Internet users in Northern California were unable to reach properties including Amazon.com and Amazon Web Services for a time Wednesday evening, as their DNS provider was targeted by a distributed denial-of-service attack. The attack came as North American consumers rushed to finish online shopping ahead of the end-of-year holiday season.
Amazon Web Services (AWS) was the first to signal something was amiss. Its status page indicates that at 5:43 p.m. Pacific Time on Wednesday its staff was investigating reports of DNS (Domain Name System) resolution errors from customers trying to reach its S3 cloud storage service. The problem persisted until 6:38 p.m. Pacific Time, but in the meantime the S3 service continued to operate, AWS said.
However, staff at Neustar, the owner of Amazon's DNS provider UltraDNS, was aware of the problem around an hour earlier, at 4:45 p.m.

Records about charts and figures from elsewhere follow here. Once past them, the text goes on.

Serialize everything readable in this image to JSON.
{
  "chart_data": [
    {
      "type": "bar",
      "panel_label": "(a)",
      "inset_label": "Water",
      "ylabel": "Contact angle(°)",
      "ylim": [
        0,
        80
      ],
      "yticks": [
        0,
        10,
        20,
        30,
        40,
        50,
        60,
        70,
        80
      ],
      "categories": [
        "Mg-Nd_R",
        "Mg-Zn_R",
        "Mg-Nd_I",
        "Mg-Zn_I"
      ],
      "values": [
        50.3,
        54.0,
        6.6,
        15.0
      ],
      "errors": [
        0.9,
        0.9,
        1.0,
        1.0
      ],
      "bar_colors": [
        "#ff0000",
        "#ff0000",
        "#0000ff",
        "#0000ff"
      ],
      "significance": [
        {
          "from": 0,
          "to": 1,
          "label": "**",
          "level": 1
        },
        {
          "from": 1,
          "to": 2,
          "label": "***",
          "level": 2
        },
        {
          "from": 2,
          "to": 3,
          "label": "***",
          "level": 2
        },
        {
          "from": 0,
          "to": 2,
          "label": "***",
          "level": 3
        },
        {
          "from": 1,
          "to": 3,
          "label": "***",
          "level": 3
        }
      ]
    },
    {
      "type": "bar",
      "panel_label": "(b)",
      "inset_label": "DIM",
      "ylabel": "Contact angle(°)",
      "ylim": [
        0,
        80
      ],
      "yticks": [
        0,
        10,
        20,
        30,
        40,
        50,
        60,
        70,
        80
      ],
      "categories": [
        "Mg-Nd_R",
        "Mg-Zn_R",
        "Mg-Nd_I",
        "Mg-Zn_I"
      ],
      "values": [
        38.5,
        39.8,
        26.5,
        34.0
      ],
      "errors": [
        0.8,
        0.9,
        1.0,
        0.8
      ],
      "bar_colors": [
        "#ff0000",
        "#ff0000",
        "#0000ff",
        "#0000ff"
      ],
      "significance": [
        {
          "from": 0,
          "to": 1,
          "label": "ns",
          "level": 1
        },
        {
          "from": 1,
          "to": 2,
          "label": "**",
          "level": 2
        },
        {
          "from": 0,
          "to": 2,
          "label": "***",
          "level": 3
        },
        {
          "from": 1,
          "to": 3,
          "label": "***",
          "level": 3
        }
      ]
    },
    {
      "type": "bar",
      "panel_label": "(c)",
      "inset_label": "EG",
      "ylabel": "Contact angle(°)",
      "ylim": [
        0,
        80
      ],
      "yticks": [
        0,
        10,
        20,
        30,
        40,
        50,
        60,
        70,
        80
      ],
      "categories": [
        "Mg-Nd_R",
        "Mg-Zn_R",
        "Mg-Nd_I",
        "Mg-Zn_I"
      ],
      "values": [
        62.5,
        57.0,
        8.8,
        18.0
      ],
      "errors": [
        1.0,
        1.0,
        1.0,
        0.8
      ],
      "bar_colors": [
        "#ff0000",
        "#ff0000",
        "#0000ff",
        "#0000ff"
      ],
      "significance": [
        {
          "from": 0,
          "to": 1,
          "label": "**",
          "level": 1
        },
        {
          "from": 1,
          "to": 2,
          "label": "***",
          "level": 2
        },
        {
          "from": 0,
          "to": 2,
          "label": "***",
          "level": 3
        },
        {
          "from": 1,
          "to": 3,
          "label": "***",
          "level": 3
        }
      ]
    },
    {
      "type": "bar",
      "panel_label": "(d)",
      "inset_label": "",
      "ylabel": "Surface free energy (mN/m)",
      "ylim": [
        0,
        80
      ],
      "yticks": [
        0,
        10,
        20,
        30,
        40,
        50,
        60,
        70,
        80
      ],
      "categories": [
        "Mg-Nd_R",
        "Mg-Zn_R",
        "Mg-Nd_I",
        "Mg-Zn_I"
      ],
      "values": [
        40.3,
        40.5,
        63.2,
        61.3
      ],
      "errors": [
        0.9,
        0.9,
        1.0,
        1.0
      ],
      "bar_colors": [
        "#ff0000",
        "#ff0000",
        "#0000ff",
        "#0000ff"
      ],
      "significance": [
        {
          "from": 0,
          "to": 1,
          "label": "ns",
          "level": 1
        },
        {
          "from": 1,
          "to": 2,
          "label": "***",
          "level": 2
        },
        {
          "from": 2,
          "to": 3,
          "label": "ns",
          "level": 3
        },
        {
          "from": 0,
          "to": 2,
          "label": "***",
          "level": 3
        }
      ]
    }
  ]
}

Pacific Time.
"At 7:45 p.m. Eastern Time we noticed an abnormal spike in queries and immediately identified it as a DDoS attack," said Allen Goldberg, vice president of corporate communications at Neustar, in an email.
The company was able to analyze the attack pattern and take steps to limit its effects within minutes of identifying the problem, he said.
"We had everything under control well under an hour. The attack was limited to Northern California Internet users," he said.
Other AWS cloud services in North America experienced similar problems, including the Virginia and Northern California data centers hosting EC2, the Elastic Compute Cloud. The company's SimpleDB and Simple Queue Service servers, and all AWS servers in Ireland, were unaffected by the DNS problem.
The outage affected the e-commerce servers of parent company Amazon.com too, and many others: "Tons of sites are offline," wrote Jeff Barr, Amazon Web Services strategist, in a Twitter message.
Others reported that sites including Second Life were also experiencing problems.